Multi-membrane chitosan hydrogels as chondrocytic cell bioreactors.

机构信息

Université de Lyon, Lyon, France.

出版信息

Biomaterials. 2011 Aug;32(23):5354-64. doi: 10.1016/j.biomaterials.2011.04.012. Epub 2011 May 5.
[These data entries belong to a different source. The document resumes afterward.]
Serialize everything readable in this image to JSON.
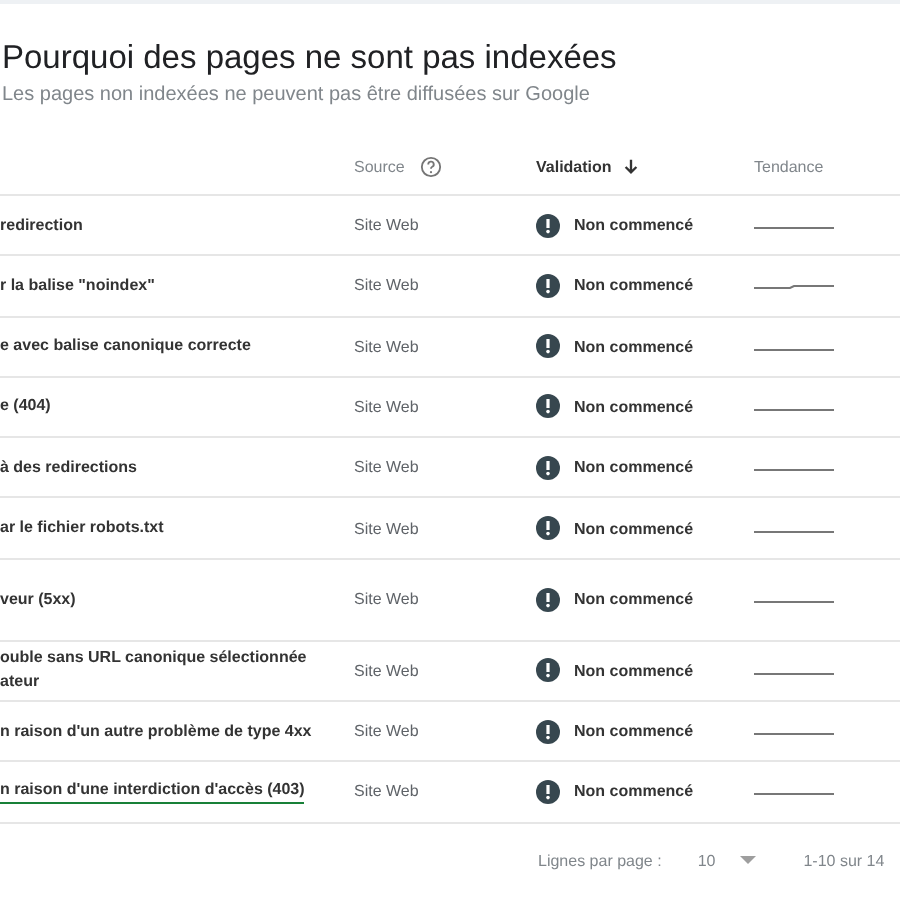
{
  "title": "Pourquoi des pages ne sont pas indexées",
  "subtitle": "Les pages non indexées ne peuvent pas être diffusées sur Google",
  "table": {
    "columns": [
      {
        "label": "Source",
        "kind": "help"
      },
      {
        "label": "Validation",
        "kind": "sorted"
      },
      {
        "label": "Tendance",
        "kind": "plain"
      }
    ],
    "rows": [
      {
        "issue": "redirection",
        "source": "Site Web",
        "validation": "Non commencé",
        "underlined": false
      },
      {
        "issue": "r la balise \"noindex\"",
        "source": "Site Web",
        "validation": "Non commencé",
        "underlined": false
      },
      {
        "issue": "e avec balise canonique correcte",
        "source": "Site Web",
        "validation": "Non commencé",
        "underlined": false
      },
      {
        "issue": "e (404)",
        "source": "Site Web",
        "validation": "Non commencé",
        "underlined": false
      },
      {
        "issue": "à des redirections",
        "source": "Site Web",
        "validation": "Non commencé",
        "underlined": false
      },
      {
        "issue": "ar le fichier robots.txt",
        "source": "Site Web",
        "validation": "Non commencé",
        "underlined": false
      },
      {
        "issue": "veur (5xx)",
        "source": "Site Web",
        "validation": "Non commencé",
        "underlined": false
      },
      {
        "issue": "ouble sans URL canonique sélectionnée\nateur",
        "source": "Site Web",
        "validation": "Non commencé",
        "underlined": false
      },
      {
        "issue": "n raison d'un autre problème de type 4xx",
        "source": "Site Web",
        "validation": "Non commencé",
        "underlined": false
      },
      {
        "issue": "n raison d'une interdiction d'accès (403)",
        "source": "Site Web",
        "validation": "Non commencé",
        "underlined": true
      }
    ]
  },
  "pagination": {
    "rows_label": "Lignes par page :",
    "rows_value": "10",
    "range": "1-10 sur 14"
  }
}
DOI:10.1016/j.biomaterials.2011.04.012
PMID:21546080
Abstract

We investigated the bioactivity of new chitosan-based multi-membrane hydrogel (MMH) architectures towards chondrocyte-like cells. The microstructure of the hydrogels constituting the membranes precludes any living cell penetration, whereas their lower scale architecture allows the protein diffusion. The biological behavior of chondrocytes implanted within the MMH inter-membrane spaces was studied for 45 days in culture. Chondrocytes formed cell aggregates and proliferated without loosing their chondrogenic phenotype as illustrated by collagen II and aggrecan expressions at the mRNA and protein levels. Cells produced neo-formed alcyan blue matrix proteins filling MMH interspaces. The HiF-2α/SOX9 pattern of expression suggested that the elevated chondrocytic phenotype in MMH could be related to a better hypoxic local environment than in classical culture conditions. Pro-inflammatory markers were not expressed during the period of culture. The low level of nitric oxide accumulation within the inter-membrane spaces and in the incubation medium implied that chitosan consumed nitrites produced by entrapped chondrocytes, in relation with the decrease of its molecular weight of 50%. Our data suggest that MMH structures may be considered as complex chondrocytic cell bioreactors; "active decoys of biological media", potentially promising for various biomedical applications like the inter-vertebral disk replacement.

摘要

我们研究了新型壳聚糖基多膜水凝胶(MMH)结构对类软骨细胞的生物活性。构成膜的水凝胶的微观结构阻止任何活细胞的渗透,而其较小的尺度结构允许蛋白质扩散。在培养中,我们研究了植入 MMH 膜间空间的软骨细胞 45 天的生物学行为。软骨细胞形成细胞聚集体并增殖,没有失去其软骨细胞表型,这可通过在 mRNA 和蛋白质水平上表达胶原 II 和聚集蛋白来证明。细胞产生新形成的碱性蓝基质蛋白填充 MMH 间隙。HiF-2α/SOX9 的表达模式表明,在 MMH 中升高的软骨细胞表型可能与更好的局部缺氧环境有关,而不是在经典培养条件下。在培养期间没有表达促炎标志物。在膜间空间和孵育培养基中积累的一氧化氮水平较低表明,壳聚糖消耗了被包封的软骨细胞产生的亚硝酸盐,这与壳聚糖分子量降低 50%有关。我们的数据表明,MMH 结构可以被认为是复杂的软骨细胞生物反应器;“生物介质的活性诱饵”,可能有望用于各种生物医学应用,如椎间盘置换。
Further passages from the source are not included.